“DEWI!!” Bian berusaha melepaskan pelukan perempuan bernama Dewi dari tubuhnya, Bian teringat beberapa tahun lalu, saat itu dia mengenal Dewi ketika usianya masih 17 tahun, seorang mahasiswi tingkat pertama jurusan ekonomi dari universitas terkenal di kota itu. Dewi yang sedang mekar dan ranum sangat menggoda bagi Bian untuk memetiknya. Hubungan mereka saat itu berlangsung sekitar 3 bulan lebih, cukup singkat tapi hubungan mereka begitu panas, baik di ranjang dan pertengkaran-pertengkaran yang mengiringi. Bian tidak menyangka, Dewi yang dulu ingusan bisa berubah menjadi sosok yang dewasa dan matang secara fisik. Tingginya hanya 160cm, tapi dengan asset yang montok didukung wajahnya yang kebule-bulean cukup membuat siapa saja yang melihat tergetar. Begitu juga NIla, rasa minder itu menyerang lagi, nyalinya langsung ciut begitu tahu ada perempuan blesteran yang sangat cantik memeluk manja Bian.
“Permisi pak.” Nila memalingkan muka dan pergi,dia tak sanggup lagi untuk terus berada di sana. Meski penasaran, sepertinya dia juga tak membutkan penjelasan.

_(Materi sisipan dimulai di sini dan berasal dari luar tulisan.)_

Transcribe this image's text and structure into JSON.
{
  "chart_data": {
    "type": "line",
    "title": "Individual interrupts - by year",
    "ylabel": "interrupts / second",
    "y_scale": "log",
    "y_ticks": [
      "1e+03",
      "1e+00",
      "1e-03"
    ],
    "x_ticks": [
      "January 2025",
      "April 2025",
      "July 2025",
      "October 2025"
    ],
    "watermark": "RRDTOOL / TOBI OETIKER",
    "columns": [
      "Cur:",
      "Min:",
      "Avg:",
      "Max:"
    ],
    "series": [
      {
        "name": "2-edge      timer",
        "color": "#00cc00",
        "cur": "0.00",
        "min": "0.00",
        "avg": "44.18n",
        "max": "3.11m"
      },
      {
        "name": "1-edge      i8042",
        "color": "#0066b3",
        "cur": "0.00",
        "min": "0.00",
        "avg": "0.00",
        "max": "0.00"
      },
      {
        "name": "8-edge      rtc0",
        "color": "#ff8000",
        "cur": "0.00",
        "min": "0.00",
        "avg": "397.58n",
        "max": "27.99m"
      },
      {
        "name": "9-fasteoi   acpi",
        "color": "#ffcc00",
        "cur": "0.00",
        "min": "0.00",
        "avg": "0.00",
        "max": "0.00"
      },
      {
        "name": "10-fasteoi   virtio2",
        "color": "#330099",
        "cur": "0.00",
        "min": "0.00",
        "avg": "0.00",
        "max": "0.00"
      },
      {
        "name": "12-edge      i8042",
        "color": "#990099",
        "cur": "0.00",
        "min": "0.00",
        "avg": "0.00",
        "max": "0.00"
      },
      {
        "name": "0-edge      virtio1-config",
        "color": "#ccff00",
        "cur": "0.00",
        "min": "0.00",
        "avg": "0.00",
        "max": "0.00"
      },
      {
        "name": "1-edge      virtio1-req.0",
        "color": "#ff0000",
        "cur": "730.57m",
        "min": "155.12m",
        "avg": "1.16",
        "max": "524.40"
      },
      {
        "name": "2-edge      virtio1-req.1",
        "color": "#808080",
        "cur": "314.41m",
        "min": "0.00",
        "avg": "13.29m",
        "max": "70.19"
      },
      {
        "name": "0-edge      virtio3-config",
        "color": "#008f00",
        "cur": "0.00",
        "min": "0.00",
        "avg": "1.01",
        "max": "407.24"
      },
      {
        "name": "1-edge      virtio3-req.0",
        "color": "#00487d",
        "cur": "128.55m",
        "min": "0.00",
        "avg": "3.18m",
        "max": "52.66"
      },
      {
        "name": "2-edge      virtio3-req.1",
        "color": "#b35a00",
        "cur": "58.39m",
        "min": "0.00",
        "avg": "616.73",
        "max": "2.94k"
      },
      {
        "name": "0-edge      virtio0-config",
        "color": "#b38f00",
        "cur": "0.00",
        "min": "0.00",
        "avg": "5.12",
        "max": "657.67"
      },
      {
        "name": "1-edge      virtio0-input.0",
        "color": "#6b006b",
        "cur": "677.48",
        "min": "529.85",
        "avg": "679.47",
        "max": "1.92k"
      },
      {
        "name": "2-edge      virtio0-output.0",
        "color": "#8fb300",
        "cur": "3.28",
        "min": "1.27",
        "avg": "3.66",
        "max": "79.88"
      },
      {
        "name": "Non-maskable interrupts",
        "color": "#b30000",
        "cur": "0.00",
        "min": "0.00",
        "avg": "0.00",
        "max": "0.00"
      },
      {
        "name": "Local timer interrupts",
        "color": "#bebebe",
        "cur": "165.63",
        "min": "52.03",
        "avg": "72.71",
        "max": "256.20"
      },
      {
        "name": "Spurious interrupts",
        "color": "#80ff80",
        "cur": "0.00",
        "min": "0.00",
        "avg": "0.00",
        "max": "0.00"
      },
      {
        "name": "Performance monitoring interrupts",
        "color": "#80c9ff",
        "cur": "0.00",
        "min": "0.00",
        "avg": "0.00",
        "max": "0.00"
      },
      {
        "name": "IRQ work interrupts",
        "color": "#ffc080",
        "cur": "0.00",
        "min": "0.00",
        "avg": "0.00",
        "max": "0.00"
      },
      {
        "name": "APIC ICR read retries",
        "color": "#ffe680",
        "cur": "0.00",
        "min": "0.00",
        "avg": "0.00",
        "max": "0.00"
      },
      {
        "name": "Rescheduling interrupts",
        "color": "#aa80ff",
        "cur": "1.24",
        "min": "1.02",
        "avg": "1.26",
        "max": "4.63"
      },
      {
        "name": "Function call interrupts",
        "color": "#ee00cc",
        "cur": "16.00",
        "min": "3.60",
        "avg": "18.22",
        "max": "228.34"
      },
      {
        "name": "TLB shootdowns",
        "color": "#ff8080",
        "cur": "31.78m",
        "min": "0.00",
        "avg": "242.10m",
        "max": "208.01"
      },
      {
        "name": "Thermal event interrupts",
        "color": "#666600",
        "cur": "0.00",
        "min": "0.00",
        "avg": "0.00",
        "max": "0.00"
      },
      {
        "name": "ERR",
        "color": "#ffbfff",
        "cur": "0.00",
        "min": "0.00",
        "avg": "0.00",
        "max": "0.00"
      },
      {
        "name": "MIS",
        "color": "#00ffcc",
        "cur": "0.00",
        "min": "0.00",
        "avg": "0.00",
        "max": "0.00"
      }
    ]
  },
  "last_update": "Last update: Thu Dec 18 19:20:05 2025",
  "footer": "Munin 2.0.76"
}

“Nila, tunggu.” Ah, Bian memanggilnya NIla di depan Dewi, bukan baby girl. Padahal sebelumnya Bian cuek ketika memanggilnya dengan sebutan baby girl di depan siapa saja dikantor ini.
Nila mengacuhkan panggilan Bian, rasa khawatir dan kaget berkecamuk di pikiran Bian. “Let me go!” Bian menghentakkan kedua tangan Dewi dan membentaknya.
“Mas! Kamu ga kangen sama aku?”ujan Dewi dengan mata berkaca-kaca. Dewi the drama queen. Itu sebabnya Bian mendepaknya lima tahun lalu.
“Menurutmu apa saya harus?” Bian balik bertanya, “Ngapain kamu disini?”
“Lho mas Bian ga tau? Saya kan sekertaris barunya mas.”
“What!??” memang sih, selama ini Bian tidak pernah mengurusi soal siapa yang akan menjadi sekertaris barunya untuk menggantikan yang lama, tapi sepertinya mulai saat ini dia harus ikut campur, karena Dian seorang pencuri dan sekarang Dewi.
Dewi mengusap lengan Bian dan merangkulnya. “Mas Bian, akhirnya kita bersama lagi.”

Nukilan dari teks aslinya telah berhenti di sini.